Fort heureusement, on retrouve dans ce recueil d’excellentes nouvelles, et notamment de grands classiques comme La Chute de la Maison Usher, qui est toujours aussi baroque et terrifiant, Le Chat Noir qui est très efficace ou encore Double Assassinat dans la Rue Morgue, un exemple d’intrigue policière qui joue avec aisance avec un homme au sens aiguisé de l’observation. D’ailleurs, on retrouvera une nouvelle avec les deux mêmes personnages, La Lettre Volée, qui est plus courte, mais tout aussi excellente. L’auteur fascine aussi par sa propension à dépeindre des images glauques dans un récit inéluctable. Par exemple, Le Masque de la Mort Rouge est une allégorie à la peste et reste effrayant dans son déroulement et dans sa finalité. Une fin nihiliste que l’on retrouve présente dans de nombreux autres récits, comme La Barrique d’Amontillado où l’auteur devient un tueur de sang-froid, Le Diable dans le Beffroi et son antagoniste vil et perfide ou encore Le Portrait Ovale et son peintre assassin. Là encore, l’auteur est en avance sur son temps et propose des histoires qui trouveront leurs lettres de noblesse après sa mort. A noter que l’on trouve aussi une paire de récits étranges, qui font penser à des fables de La Fontaine, comme Lionnerie par exemple.

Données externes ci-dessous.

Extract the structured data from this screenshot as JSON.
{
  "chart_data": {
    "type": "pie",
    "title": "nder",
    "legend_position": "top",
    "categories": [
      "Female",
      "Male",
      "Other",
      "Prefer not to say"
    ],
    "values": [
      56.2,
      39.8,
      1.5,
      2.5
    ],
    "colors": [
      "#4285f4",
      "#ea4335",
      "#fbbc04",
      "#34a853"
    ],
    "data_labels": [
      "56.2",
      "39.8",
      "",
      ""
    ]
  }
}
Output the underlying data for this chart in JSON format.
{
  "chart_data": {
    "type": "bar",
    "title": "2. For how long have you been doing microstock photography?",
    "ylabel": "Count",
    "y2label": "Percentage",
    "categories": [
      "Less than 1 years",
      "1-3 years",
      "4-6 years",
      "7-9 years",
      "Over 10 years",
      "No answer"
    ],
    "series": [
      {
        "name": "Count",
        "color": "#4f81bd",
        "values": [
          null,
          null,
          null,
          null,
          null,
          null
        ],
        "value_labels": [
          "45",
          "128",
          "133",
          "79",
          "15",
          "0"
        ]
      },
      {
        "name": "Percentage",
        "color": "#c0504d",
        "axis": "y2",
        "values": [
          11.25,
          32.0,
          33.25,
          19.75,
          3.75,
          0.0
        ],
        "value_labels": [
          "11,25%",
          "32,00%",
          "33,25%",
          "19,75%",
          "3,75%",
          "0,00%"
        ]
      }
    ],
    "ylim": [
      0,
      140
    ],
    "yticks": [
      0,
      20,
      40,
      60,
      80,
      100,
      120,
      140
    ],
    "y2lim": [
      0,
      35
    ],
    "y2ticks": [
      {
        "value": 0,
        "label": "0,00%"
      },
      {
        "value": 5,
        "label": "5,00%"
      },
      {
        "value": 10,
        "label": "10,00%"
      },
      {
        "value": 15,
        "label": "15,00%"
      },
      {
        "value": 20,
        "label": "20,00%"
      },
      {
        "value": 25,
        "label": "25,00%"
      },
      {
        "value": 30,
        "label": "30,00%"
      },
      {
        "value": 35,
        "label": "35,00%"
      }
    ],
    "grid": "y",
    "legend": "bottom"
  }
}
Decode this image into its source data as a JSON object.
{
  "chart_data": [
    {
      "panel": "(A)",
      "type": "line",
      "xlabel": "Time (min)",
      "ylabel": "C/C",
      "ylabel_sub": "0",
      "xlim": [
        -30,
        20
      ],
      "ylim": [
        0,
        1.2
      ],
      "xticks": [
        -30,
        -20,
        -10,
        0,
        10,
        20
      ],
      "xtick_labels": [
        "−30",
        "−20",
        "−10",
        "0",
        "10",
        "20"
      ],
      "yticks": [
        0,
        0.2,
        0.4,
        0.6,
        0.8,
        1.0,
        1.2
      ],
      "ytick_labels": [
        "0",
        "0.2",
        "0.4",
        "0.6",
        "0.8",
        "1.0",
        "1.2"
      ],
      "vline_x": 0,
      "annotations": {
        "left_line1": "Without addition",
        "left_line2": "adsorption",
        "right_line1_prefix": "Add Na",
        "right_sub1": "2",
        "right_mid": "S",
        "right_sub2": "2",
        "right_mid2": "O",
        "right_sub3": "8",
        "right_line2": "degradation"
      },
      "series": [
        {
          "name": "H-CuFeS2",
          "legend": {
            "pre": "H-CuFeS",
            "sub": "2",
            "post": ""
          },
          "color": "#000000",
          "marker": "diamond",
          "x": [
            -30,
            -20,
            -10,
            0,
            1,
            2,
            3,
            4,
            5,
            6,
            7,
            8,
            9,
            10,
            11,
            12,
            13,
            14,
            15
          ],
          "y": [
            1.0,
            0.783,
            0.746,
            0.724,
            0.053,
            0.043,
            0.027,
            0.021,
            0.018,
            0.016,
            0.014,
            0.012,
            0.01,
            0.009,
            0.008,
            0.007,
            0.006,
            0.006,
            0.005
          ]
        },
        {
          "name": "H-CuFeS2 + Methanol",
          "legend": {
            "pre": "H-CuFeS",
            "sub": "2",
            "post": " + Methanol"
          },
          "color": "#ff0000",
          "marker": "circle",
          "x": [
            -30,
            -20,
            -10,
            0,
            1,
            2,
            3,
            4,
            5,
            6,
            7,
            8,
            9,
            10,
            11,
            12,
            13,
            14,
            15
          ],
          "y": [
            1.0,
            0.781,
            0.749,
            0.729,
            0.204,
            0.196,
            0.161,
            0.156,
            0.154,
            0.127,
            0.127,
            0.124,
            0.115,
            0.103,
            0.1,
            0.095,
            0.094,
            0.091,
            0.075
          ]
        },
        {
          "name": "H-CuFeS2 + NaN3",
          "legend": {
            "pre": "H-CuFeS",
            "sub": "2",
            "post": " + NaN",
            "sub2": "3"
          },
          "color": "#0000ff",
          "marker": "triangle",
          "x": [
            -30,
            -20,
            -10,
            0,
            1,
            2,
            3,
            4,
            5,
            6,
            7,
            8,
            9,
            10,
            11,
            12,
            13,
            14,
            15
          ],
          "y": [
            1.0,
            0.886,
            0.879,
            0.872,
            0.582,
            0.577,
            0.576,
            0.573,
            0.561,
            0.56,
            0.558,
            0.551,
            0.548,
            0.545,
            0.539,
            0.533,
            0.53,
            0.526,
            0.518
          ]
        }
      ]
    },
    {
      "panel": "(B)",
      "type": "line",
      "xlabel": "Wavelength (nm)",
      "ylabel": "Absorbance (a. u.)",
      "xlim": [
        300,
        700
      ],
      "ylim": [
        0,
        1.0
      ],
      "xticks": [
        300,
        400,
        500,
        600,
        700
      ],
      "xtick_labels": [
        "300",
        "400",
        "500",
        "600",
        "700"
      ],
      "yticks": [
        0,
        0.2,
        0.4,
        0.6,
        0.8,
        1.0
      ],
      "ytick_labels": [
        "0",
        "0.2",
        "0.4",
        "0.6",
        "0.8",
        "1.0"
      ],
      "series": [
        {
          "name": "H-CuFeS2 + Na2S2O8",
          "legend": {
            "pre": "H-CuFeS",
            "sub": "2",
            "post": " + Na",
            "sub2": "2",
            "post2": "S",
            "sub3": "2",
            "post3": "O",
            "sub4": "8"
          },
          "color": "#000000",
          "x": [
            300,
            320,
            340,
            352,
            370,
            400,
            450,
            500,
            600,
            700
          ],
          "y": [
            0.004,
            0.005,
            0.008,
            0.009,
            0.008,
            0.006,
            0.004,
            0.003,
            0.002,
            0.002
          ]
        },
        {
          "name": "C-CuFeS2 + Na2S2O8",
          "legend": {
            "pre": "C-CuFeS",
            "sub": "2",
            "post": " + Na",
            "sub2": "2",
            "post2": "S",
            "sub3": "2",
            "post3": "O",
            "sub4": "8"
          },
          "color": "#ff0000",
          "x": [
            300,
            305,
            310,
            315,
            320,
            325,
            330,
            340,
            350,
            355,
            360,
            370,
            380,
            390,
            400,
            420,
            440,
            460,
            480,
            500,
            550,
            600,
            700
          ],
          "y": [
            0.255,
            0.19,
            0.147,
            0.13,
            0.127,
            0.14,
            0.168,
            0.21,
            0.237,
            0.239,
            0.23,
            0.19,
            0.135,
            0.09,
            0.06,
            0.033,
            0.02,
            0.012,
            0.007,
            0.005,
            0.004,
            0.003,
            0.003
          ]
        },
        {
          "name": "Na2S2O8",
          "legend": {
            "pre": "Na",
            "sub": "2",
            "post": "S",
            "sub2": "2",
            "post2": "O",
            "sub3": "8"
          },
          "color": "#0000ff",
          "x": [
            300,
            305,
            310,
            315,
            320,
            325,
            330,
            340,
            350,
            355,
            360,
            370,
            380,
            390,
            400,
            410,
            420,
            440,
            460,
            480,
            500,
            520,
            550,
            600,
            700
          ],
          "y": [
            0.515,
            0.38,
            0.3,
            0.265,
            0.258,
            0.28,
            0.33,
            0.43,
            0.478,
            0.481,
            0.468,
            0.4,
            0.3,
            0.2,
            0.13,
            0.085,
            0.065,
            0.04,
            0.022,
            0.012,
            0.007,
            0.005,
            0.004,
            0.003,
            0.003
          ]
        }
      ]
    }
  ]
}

Au final, ce melting pot complet des œuvres d’Edgar Allan Poe résonne comme un incontournable pour tous les fans de gothique et même d’horreur, et cela même si l’entièreté de ce recueil ne concerne pas que l’épouvante. Mélange de tous les classiques de l’écrivain traduits par Charles Baudelaire, ce livre peut être passionnant comme il peut être ennuyant, notamment sur de courts textes volubiles et pénibles à la lecture, moins connus et plus difficiles d’accès. En bref, un ouvrage à conseiller pour tous les fans.